Después de colgar me quedo mirando el teléfono, sintiendo una especie de cosquilleo, como si hubiera hecho cositas por teléfono con Nick.
Y en fin, después de conocer los tres últimos días de Ginger Petrocelli, podemos volver al presente: yo, en estado catatónico. Nick no me ha vuelto a llamar. Ni tenía por qué.
El anillo está guardado en su cajita roja de Tiffany, en el cajón de las braguitas.
Y, como te puedes imaginar, la sensación de «voy a salir a flote» ha desaparecido. La idea de tener que conocer a otro hombre, de empezar otra vez, me deprime que me muero.
Tengo que ducharme, o al menos lavarme y peinarme un poco para no asustar a los niños cuando salga a la calle. La última vez que me miré al espejo parecía un caniche electrocutado. Y debería devolver la bandeja a Ted y Randall. A lo mejor les doy pena y vuelven a hacerme una lasaña, o un pastel de nueces.

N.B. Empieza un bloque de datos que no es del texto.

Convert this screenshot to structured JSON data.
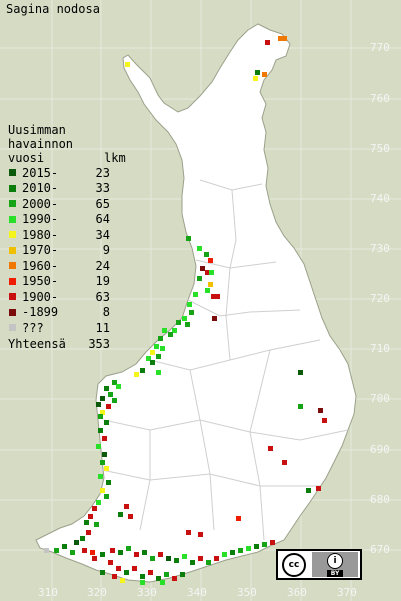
{
  "title": "Sagina nodosa",
  "legend": {
    "heading": [
      "Uusimman",
      "havainnon",
      "vuosi"
    ],
    "count_header": "lkm",
    "rows": [
      {
        "label": "2015-",
        "count": "23",
        "color": "#0a5a0a"
      },
      {
        "label": "2010-",
        "count": "33",
        "color": "#0b7d0b"
      },
      {
        "label": "2000-",
        "count": "65",
        "color": "#16a316"
      },
      {
        "label": "1990-",
        "count": "64",
        "color": "#28e028"
      },
      {
        "label": "1980-",
        "count": "34",
        "color": "#f5f51c"
      },
      {
        "label": "1970-",
        "count": "9",
        "color": "#f0c000"
      },
      {
        "label": "1960-",
        "count": "24",
        "color": "#f07800"
      },
      {
        "label": "1950-",
        "count": "19",
        "color": "#f01c00"
      },
      {
        "label": "1900-",
        "count": "63",
        "color": "#c81010"
      },
      {
        "label": "-1899",
        "count": "8",
        "color": "#7a0c0c"
      },
      {
        "label": "???",
        "count": "11",
        "color": "#c4c4c4"
      }
    ],
    "total_label": "Yhteensä",
    "total_count": "353"
  },
  "grid": {
    "y_ticks": [
      "770",
      "760",
      "750",
      "740",
      "730",
      "720",
      "710",
      "700",
      "690",
      "680",
      "670"
    ],
    "x_ticks": [
      "310",
      "320",
      "330",
      "340",
      "350",
      "360",
      "370"
    ]
  },
  "license": {
    "cc": "cc",
    "by": "BY"
  },
  "colors": {
    "background": "#d6dcc4",
    "land": "#ffffff",
    "borders": "#cccccc"
  }
}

El teléfono suena y descuelgo sin pensar.
–¿Cara?
Mi abuela. Que nunca, jamás, llama por teléfono.
–Hola, abuela, ¿qué pasa?
–Tu madre va hacia tu casa en un taxi. Pero yo no te lo he dicho.
Greg está bien y, por lo tanto, estoy fuera de la lista de sospechosos del Departamento de Policía de Nueva York. De modo que no podrían conectarme inmediatamente con el asesinato de mi madre. Por supuesto, en algún momento Nick tendría que venir a interrogarme, lo cual no suena nada mal, pero no podría soportar su expresión de tristeza cuando descubriese que había sido yo. Así que mejor no la mato.